Resilience as a mediator factor in the relationship between childhood trauma and mood disorder: A community sample of young adults
- Additional Document Info
- View All
BACKGROUND: Studies on the field of mood disorders has mainly focusing on the risk factors associated to develop the illness or the clinical factors associated with the clinical progression. Less attention was given to factors such as resilience that may be associated with better outcomes in the course of mood disorders. In this study, we assessed the mediation effect of resilience on the relationship between childhood trauma and mood disorders, as well as the severity of depressive symptoms in a population-based sample. METHODS: This is a cross-sectional study with a community sample of young adults with bipolar disorder (BD), major depressive disorder (MDD), and community controls without any mood disorder. The trauma experiences during childhood were assessed by Childhood Trauma Questionnaire (CTQ).
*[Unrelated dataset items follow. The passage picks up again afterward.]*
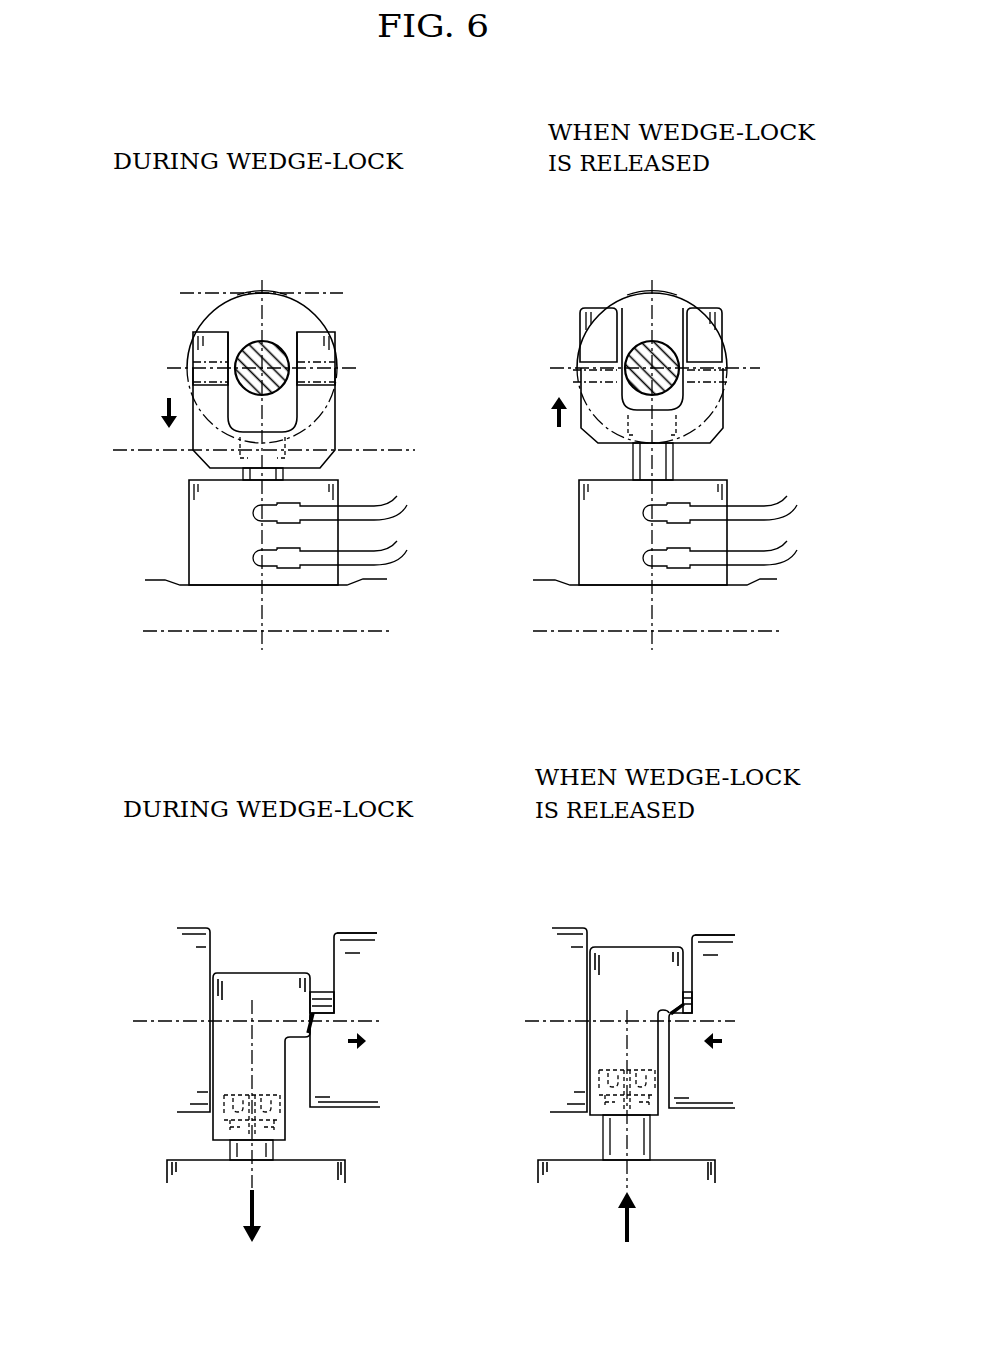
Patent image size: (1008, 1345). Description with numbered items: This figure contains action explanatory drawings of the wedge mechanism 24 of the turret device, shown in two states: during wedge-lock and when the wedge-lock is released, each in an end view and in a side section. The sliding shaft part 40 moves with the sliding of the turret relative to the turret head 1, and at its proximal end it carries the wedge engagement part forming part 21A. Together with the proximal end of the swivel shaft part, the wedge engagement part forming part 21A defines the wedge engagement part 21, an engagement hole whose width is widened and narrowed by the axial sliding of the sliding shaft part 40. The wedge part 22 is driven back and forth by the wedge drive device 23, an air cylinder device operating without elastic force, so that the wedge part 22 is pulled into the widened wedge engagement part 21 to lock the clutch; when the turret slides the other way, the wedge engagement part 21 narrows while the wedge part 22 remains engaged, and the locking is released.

The turret head 1 is at (358, 608).
The wedge engagement part 21 is at (176, 350).
The wedge engagement part forming part 21A is at (281, 295).
The wedge part 22 is at (315, 340).
The wedge drive device 23 is at (196, 548).
The wedge mechanism 24 is at (182, 268).
The sliding shaft part 40 is at (287, 393).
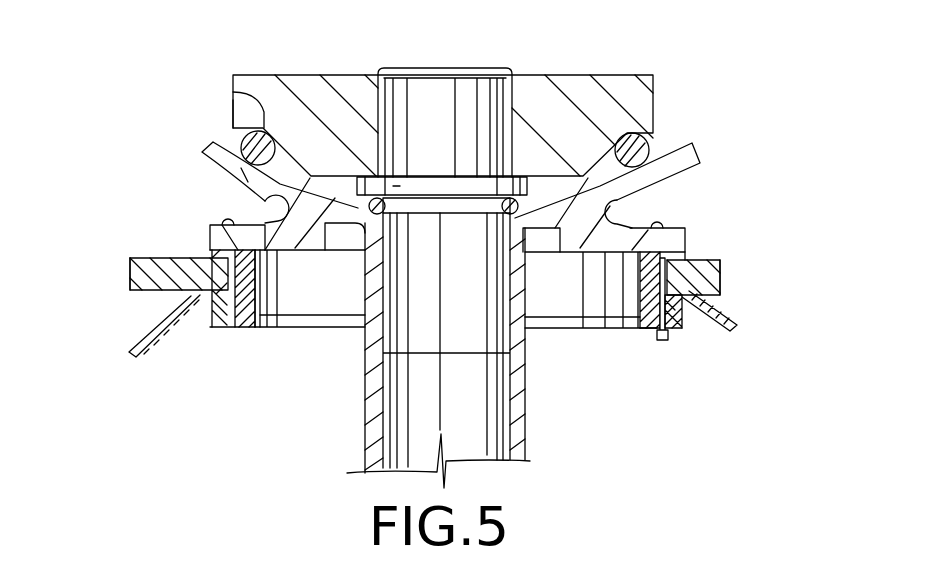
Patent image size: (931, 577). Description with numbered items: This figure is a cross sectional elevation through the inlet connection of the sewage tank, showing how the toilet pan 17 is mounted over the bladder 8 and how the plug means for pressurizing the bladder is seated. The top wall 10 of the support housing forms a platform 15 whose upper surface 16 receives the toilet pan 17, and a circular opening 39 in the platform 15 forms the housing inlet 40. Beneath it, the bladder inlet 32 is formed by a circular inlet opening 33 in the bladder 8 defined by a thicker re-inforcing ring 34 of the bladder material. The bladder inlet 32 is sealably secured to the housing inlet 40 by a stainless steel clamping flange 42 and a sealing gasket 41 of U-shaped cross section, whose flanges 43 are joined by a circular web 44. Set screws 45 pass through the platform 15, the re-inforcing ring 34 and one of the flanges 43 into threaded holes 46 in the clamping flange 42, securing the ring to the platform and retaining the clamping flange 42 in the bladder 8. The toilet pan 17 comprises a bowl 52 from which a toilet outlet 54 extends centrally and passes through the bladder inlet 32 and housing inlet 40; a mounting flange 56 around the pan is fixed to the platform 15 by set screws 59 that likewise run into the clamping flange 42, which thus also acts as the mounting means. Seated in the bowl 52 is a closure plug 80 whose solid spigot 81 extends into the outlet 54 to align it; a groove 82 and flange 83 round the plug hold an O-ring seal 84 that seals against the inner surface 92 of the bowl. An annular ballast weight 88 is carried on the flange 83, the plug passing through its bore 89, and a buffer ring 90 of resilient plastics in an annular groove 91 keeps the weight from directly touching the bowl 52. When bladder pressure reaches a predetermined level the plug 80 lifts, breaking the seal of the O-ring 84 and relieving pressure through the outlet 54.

The bladder 8 is at (157, 322).
The top wall 10 is at (138, 284).
The platform 15 is at (138, 270).
The upper surface 16 is at (178, 252).
The toilet pan 17 is at (686, 150).
The bladder inlet 32 is at (650, 335).
The inlet opening 33 is at (258, 333).
The re-inforcing ring 34 is at (692, 322).
The opening 39 is at (266, 327).
The housing inlet 40 is at (257, 222).
The sealing gasket 41 is at (282, 332).
The clamping flange 42 is at (560, 332).
The flanges 43 is at (686, 257).
The web 44 is at (637, 295).
The set screws 45 is at (713, 263).
The threaded holes 46 is at (667, 340).
The bowl 52 is at (205, 150).
The toilet outlet 54 is at (416, 402).
The mounting flange 56 is at (622, 222).
The set screws 59 is at (652, 230).
The closure plug 80 is at (467, 90).
The spigot 81 is at (444, 335).
The groove 82 is at (479, 212).
The flange 83 is at (374, 197).
The O-ring seal 84 is at (393, 186).
The ballast weight 88 is at (273, 92).
The bore 89 is at (383, 98).
The buffer ring 90 is at (246, 135).
The annular groove 91 is at (235, 93).
The inner surface 92 is at (313, 177).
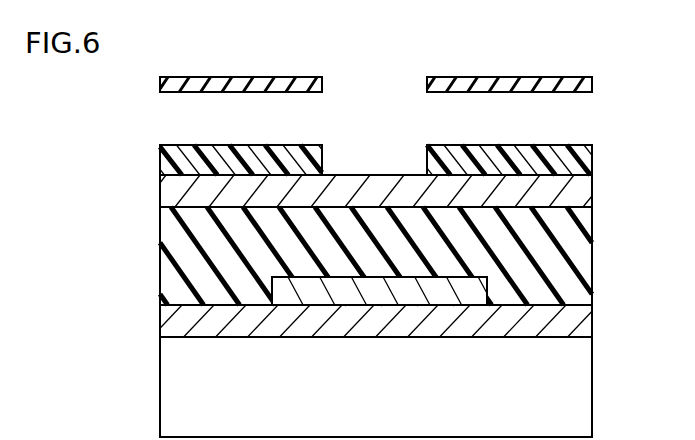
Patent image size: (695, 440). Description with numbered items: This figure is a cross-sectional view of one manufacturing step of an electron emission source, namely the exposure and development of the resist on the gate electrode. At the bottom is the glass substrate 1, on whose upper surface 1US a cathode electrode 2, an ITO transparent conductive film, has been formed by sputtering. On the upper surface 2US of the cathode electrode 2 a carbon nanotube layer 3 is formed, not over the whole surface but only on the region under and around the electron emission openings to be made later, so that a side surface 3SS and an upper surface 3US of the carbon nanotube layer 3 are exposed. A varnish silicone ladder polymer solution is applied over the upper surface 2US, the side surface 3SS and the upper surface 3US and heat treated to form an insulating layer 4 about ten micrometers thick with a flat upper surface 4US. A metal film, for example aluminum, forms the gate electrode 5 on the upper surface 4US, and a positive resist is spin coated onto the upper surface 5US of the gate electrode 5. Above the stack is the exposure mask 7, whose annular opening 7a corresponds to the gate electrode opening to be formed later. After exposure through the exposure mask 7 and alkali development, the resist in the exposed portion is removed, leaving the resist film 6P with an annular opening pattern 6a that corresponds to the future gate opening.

The glass substrate 1 is at (563, 388).
The cathode electrode 2 is at (560, 318).
The carbon nanotube layer 3 is at (450, 290).
The insulating layer 4 is at (210, 240).
The gate electrode 5 is at (553, 192).
The resist film 6P is at (558, 160).
The exposure mask 7 is at (592, 81).
The opening 7a is at (322, 83).
The opening pattern 6a is at (427, 167).
The upper surface 5US is at (207, 175).
The upper surface 4US is at (207, 207).
The side surface 3SS is at (267, 298).
The upper surface 3US is at (412, 272).
The upper surface 2US is at (560, 300).
The upper surface 1US is at (207, 337).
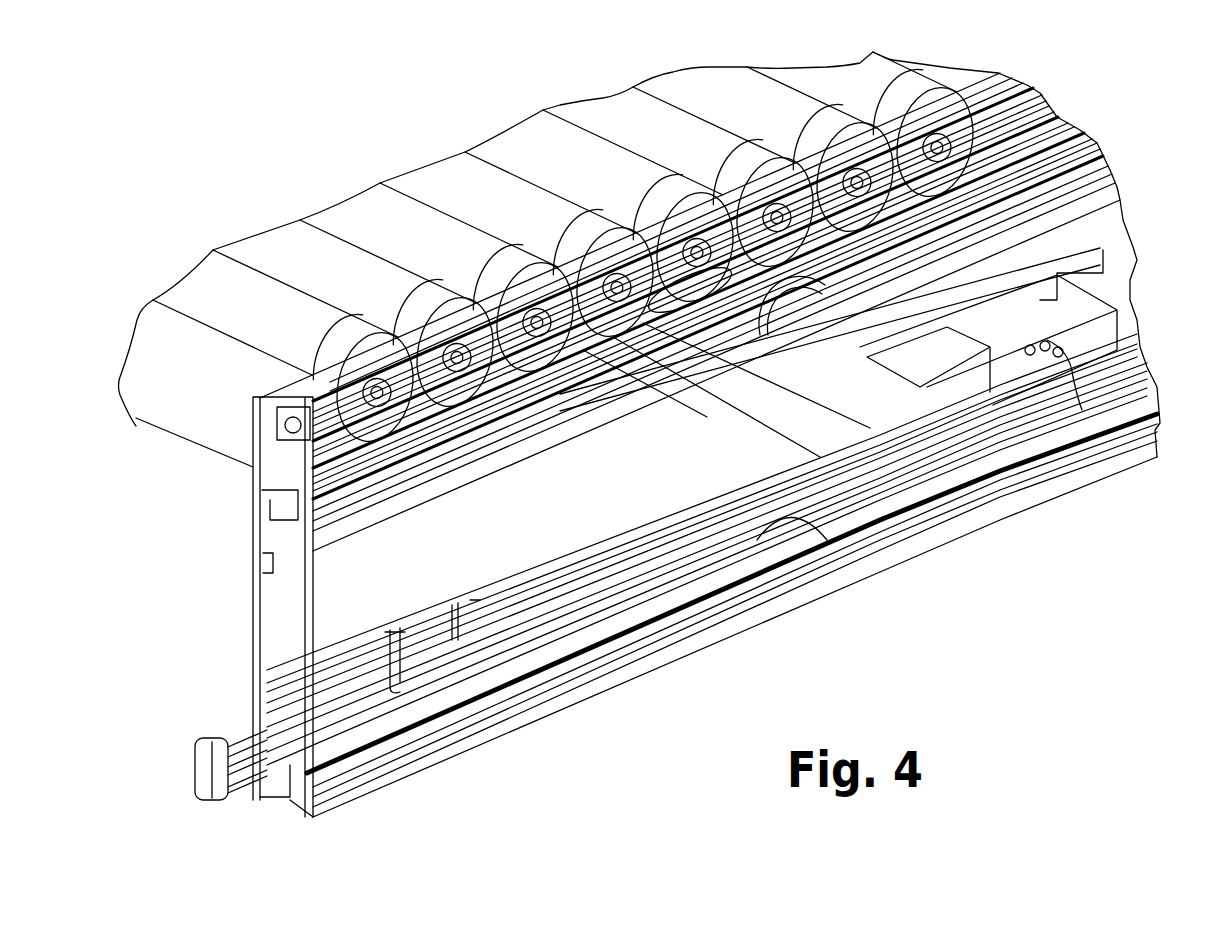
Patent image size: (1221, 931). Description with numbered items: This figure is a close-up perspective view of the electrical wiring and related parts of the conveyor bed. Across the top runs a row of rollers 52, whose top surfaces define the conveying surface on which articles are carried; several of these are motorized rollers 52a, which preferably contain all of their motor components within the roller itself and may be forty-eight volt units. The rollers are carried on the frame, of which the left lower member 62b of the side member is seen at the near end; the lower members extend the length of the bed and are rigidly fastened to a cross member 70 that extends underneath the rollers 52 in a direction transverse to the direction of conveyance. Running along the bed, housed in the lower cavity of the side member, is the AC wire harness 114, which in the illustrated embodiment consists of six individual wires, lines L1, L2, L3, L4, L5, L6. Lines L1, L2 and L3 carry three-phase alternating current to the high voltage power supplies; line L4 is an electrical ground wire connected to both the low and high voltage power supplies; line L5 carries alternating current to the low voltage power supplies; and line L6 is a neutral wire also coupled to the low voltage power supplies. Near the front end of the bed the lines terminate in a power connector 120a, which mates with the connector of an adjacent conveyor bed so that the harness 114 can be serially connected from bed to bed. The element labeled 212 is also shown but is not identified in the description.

The rollers 52 is at (218, 445).
The motorized rollers 52a is at (577, 393).
The lower member 62b is at (253, 625).
The cross member 70 is at (725, 398).
The AC wire harness 114 is at (767, 520).
The power connector 120a is at (218, 797).
The conductor rail 212 is at (1113, 188).
The line L1 is at (245, 720).
The line L2 is at (477, 627).
The line L3 is at (513, 662).
The line L4 is at (560, 643).
The line L5 is at (620, 597).
The line L6 is at (667, 560).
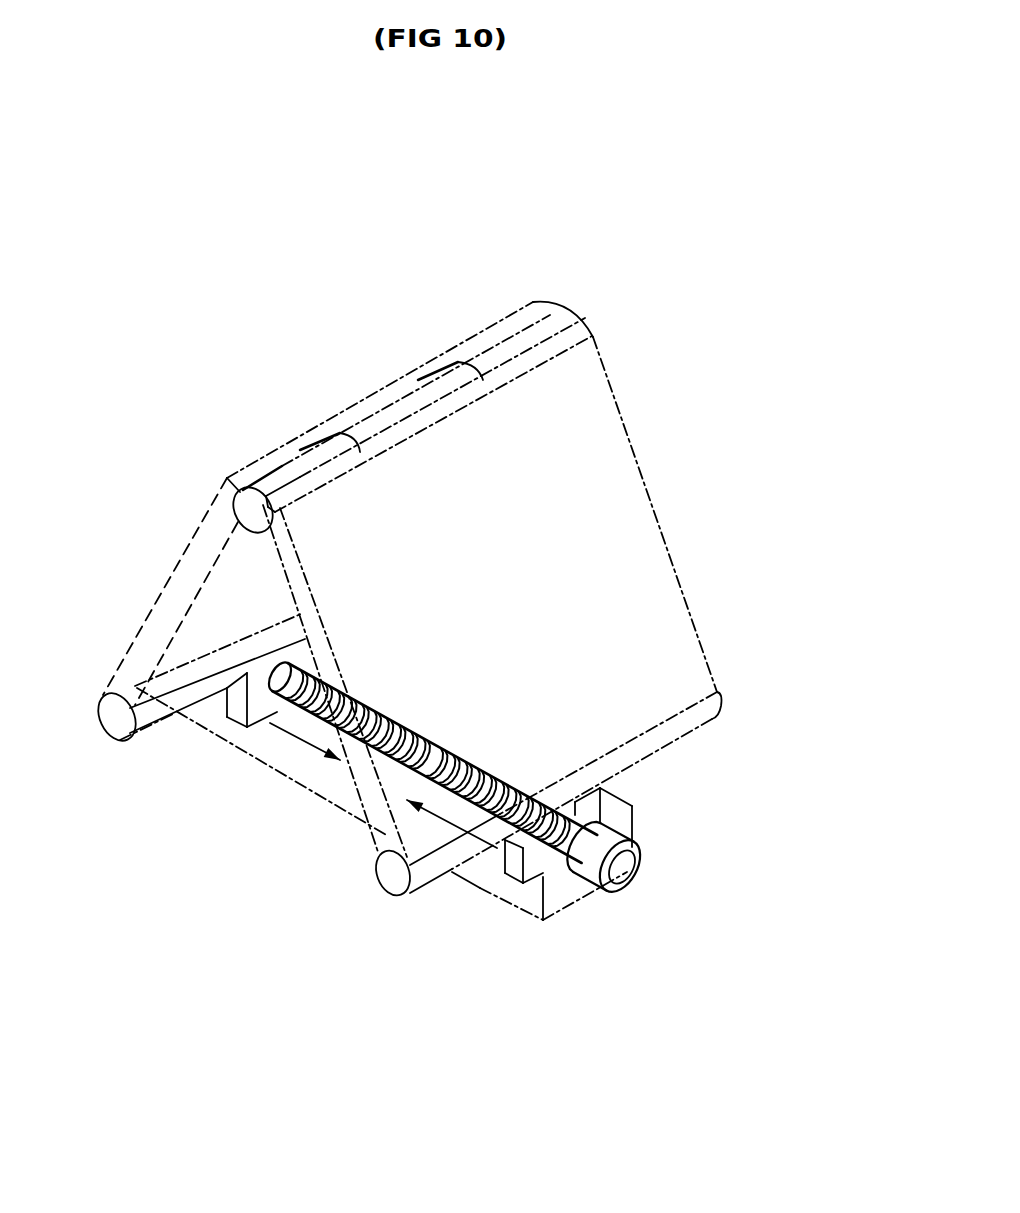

The severity of depressive symptoms was assessed using the Montgomery-Asberg Depression Rating Scale (MADRS) and to assess the resilience was used the Resilience Scale (RS-25). RESULTS: All subtypes of trauma were associated with both MDD and BD, however, only physical and emotional abuse differentiated BD from MDD subjects. Bootstrapping-enhanced mediation analyses indicated that resilience partly mediated the association of childhood trauma to both mood disorder and severity of depression. LIMITATION: The employed mediation analyses are cross-sectional in nature, which limits any firm conclusions regarding causality. CONCLUSIONS: The findings support the clinical assumption that resilient subjects may be partly protected against the detrimental long-term effects of childhood trauma. This study provides important information regarding the relationships among childhood trauma, resilience, and mood disorder.